Bhutto, de 54 anos, foi ferido a bala no pescoço e na cabeça. Ela foi declarada morta no hospital.
Outras trinta pessoas morreram no ataque, quase todas vítimas de um homem-bomba que abriu caminho pelo perímetro de segurança de bicicleta. Explodiu imediatamente após atirar em Bhutto.
“O homem primeiro atirou no carro dela. Ela se abaixou e então ele se explodiu”, disse o policial Mohammad Shahid. Ela caiu dentro de seu Toyota Land Cruiser, que se libertou da confusão e foi até o Hospital Rawalpindi, nas proximidades. Acredita-se que ela tenha morrido de sangramento excessivo e insuficiência cardíaca.
“Fomos privados de um grande líder e de um símbolo de coragem e determinação”, disse Farahnaz Ispahani, uma mulher membro do partido de Bhutto. O marido de Bhutto, Asif Zardari, que chegou ao Paquistão vindo de Dubai, disse que foi um ataque direcionado.
Bhutto se tornou a primeira mulher primeira-ministra no mundo muçulmano quando foi eleita em 1988, aos 35 anos. Ela foi destituída pelo presidente Ghulam Ishaq Khan em 1990, reeleita em 1993 e destituída novamente em 1996 em meio a alegações de corrupção e má gestão. Ela disse que as acusações tinham motivação política, mas optou por permanecer no exílio em 1999 em vez de enfrentá-las.
O ataque mortal ocorreu perto do portão principal de Liaquat Bagh, um dos principais parques públicos de Rawalpindi, uma cidade-quartel perto de Islamabad. Após o seu regresso do exílio auto-imposto há dois meses, o seu comboio político foi bombardeado em Karachi. Sua van também foi baleada neste incidente.
Na tarde de quinta-feira, Bhutto terminou o seu discurso bem antes do prazo final da Comissão Eleitoral para comícios políticos. Quando seu carro estava saindo do chão, um homem-bomba atacou.
Em sua fala, Benazir falou sobre os riscos que enfrentava. “Coloquei a minha vida em risco e vim para cá porque sinto que este país está em perigo. As pessoas estão preocupadas. Vamos tirar o país desta crise”, disse ela no comício.
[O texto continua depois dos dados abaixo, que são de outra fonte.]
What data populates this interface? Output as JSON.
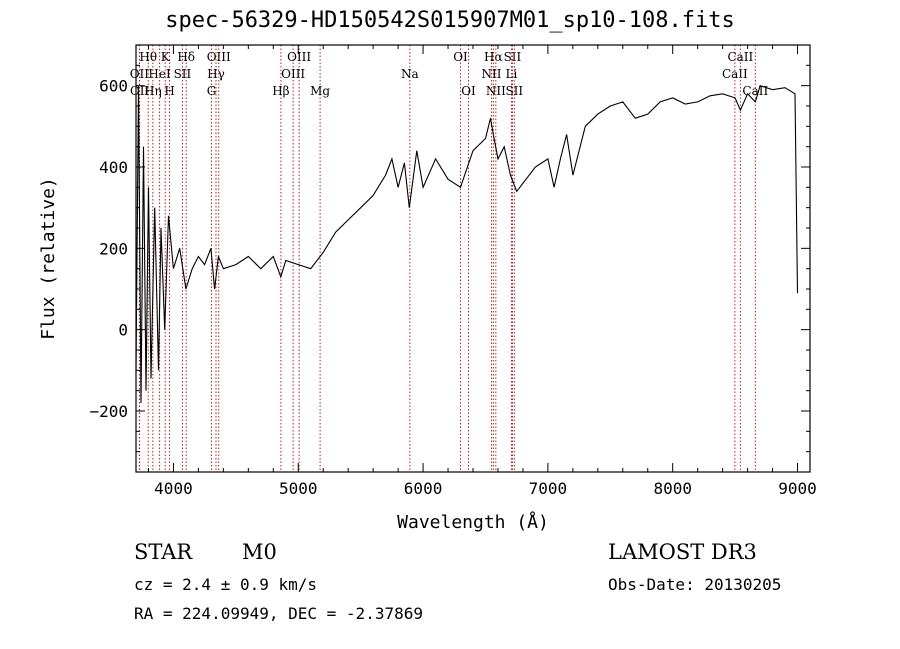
{
  "chart_data": {
    "type": "line",
    "title": "spec-56329-HD150542S015907M01_sp10-108.fits",
    "xlabel": "Wavelength (Å)",
    "ylabel": "Flux (relative)",
    "xlim": [
      3700,
      9100
    ],
    "ylim": [
      -350,
      700
    ],
    "xticks": [
      4000,
      5000,
      6000,
      7000,
      8000,
      9000
    ],
    "yticks": [
      -200,
      0,
      200,
      400,
      600
    ],
    "series": [
      {
        "name": "flux",
        "x": [
          3700,
          3720,
          3740,
          3760,
          3780,
          3800,
          3820,
          3850,
          3880,
          3900,
          3930,
          3960,
          4000,
          4050,
          4100,
          4150,
          4200,
          4250,
          4300,
          4330,
          4360,
          4400,
          4500,
          4600,
          4700,
          4800,
          4860,
          4900,
          5000,
          5100,
          5200,
          5300,
          5400,
          5500,
          5600,
          5700,
          5750,
          5800,
          5850,
          5890,
          5950,
          6000,
          6100,
          6200,
          6300,
          6400,
          6500,
          6540,
          6563,
          6600,
          6650,
          6700,
          6750,
          6800,
          6900,
          7000,
          7050,
          7100,
          7150,
          7200,
          7300,
          7400,
          7500,
          7600,
          7700,
          7800,
          7900,
          8000,
          8100,
          8200,
          8300,
          8400,
          8500,
          8542,
          8600,
          8662,
          8700,
          8800,
          8900,
          8980,
          9000
        ],
        "values": [
          -100,
          600,
          -180,
          450,
          -150,
          350,
          -120,
          300,
          -100,
          250,
          0,
          280,
          150,
          200,
          100,
          150,
          180,
          160,
          200,
          100,
          180,
          150,
          160,
          180,
          150,
          180,
          130,
          170,
          160,
          150,
          190,
          240,
          270,
          300,
          330,
          380,
          420,
          350,
          410,
          300,
          440,
          350,
          420,
          370,
          350,
          440,
          470,
          520,
          480,
          420,
          450,
          380,
          340,
          360,
          400,
          420,
          350,
          420,
          480,
          380,
          500,
          530,
          550,
          560,
          520,
          530,
          560,
          570,
          555,
          560,
          575,
          580,
          570,
          540,
          580,
          560,
          600,
          590,
          595,
          580,
          90
        ]
      }
    ],
    "lines": [
      {
        "label": "OII",
        "x": 3727,
        "row": 2
      },
      {
        "label": "OII",
        "x": 3729,
        "row": 3
      },
      {
        "label": "Hθ",
        "x": 3798,
        "row": 1
      },
      {
        "label": "Hη",
        "x": 3835,
        "row": 3
      },
      {
        "label": "HeI",
        "x": 3889,
        "row": 2
      },
      {
        "label": "K",
        "x": 3934,
        "row": 1
      },
      {
        "label": "H",
        "x": 3969,
        "row": 3
      },
      {
        "label": "SII",
        "x": 4072,
        "row": 2
      },
      {
        "label": "Hδ",
        "x": 4102,
        "row": 1
      },
      {
        "label": "G",
        "x": 4305,
        "row": 3
      },
      {
        "label": "Hγ",
        "x": 4341,
        "row": 2
      },
      {
        "label": "OIII",
        "x": 4363,
        "row": 1
      },
      {
        "label": "Hβ",
        "x": 4861,
        "row": 3
      },
      {
        "label": "OIII",
        "x": 4959,
        "row": 2
      },
      {
        "label": "OIII",
        "x": 5007,
        "row": 1
      },
      {
        "label": "Mg",
        "x": 5175,
        "row": 3
      },
      {
        "label": "Na",
        "x": 5894,
        "row": 2
      },
      {
        "label": "OI",
        "x": 6300,
        "row": 1
      },
      {
        "label": "OI",
        "x": 6364,
        "row": 3
      },
      {
        "label": "NII",
        "x": 6548,
        "row": 2
      },
      {
        "label": "Hα",
        "x": 6563,
        "row": 1
      },
      {
        "label": "NII",
        "x": 6583,
        "row": 3
      },
      {
        "label": "Li",
        "x": 6708,
        "row": 2
      },
      {
        "label": "SII",
        "x": 6716,
        "row": 1
      },
      {
        "label": "SII",
        "x": 6731,
        "row": 3
      },
      {
        "label": "CaII",
        "x": 8498,
        "row": 2
      },
      {
        "label": "CaII",
        "x": 8542,
        "row": 1
      },
      {
        "label": "CaII",
        "x": 8662,
        "row": 3
      }
    ]
  },
  "info": {
    "object_class": "STAR",
    "subclass": "M0",
    "cz": "cz = 2.4 ± 0.9 km/s",
    "coords": "RA = 224.09949, DEC =  -2.37869",
    "survey": "LAMOST DR3",
    "obs_date": "Obs-Date: 20130205"
  }
}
Era uma promessa que ela não poderia cumprir.
As pessoas choraram, abraçaram-se e gritaram slogans anti-Musharraf fora do hospital onde ela morreu.
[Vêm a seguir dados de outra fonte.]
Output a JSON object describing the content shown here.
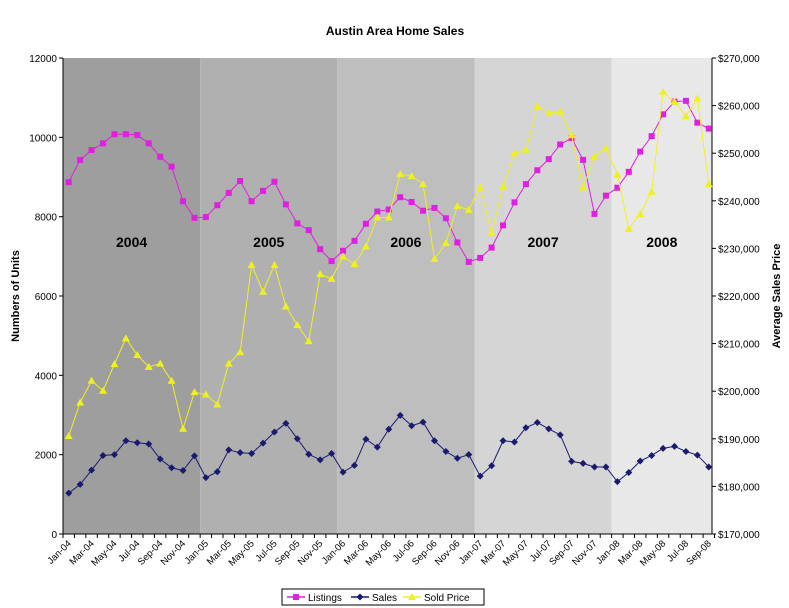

Outro ex-primeiro-ministro e líder da oposição, Nawaz Sharif, disse: “Meu coração está sangrando e estou triste como você”.
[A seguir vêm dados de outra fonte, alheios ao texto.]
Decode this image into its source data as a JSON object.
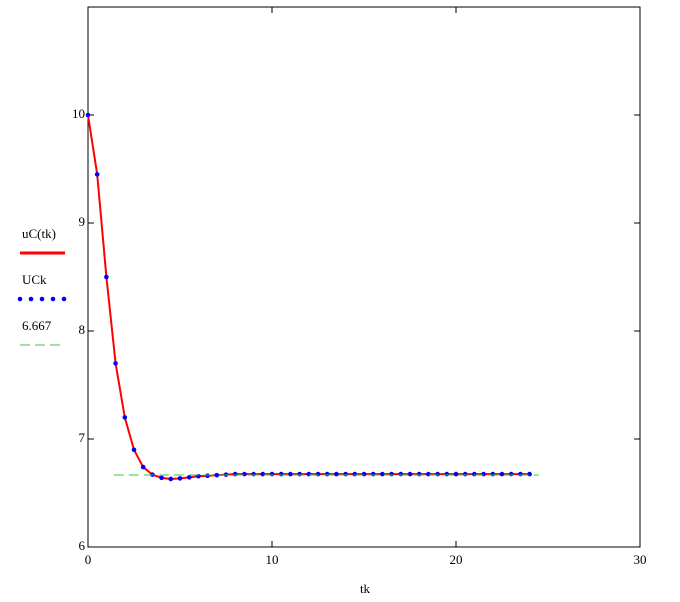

Após a notícia da morte, começaram motins e distúrbios públicos na maioria das cidades do país. Pessoas atacaram lojas, queimaram carros e postos de gasolina para expressar sua raiva pelo incidente. A polícia estava em alerta máximo e o Presidente Pervez Musharraf presidiu uma reunião de alto nível para avaliar a situação.
As pessoas foram convidadas a ficar em casa enquanto o caos reinava em muitas partes da cidade. Os serviços de comunicação móvel em muitas cidades pararam de transmitir, o que também semeou o pânico.
“Há um sério vazio político”, comentou Talat Hussain, âncora de um canal de notícias local. Os analistas políticos interrogam-se sobre quem sucederá Bhutto como presidente do PPP. “Uma série de decisões serão tomadas na sexta-feira, depois que o Sr. Zardari chegar a Karachi e algum plano de ação for elaborado”, comentou Tahir Hasan Khan, correspondente político do The News.
O PNP declarou luto de três dias pela morte do seu líder. Outras pessoas importantes feridas no ataque incluíram Naheed Khan, secretário político de Bhutto.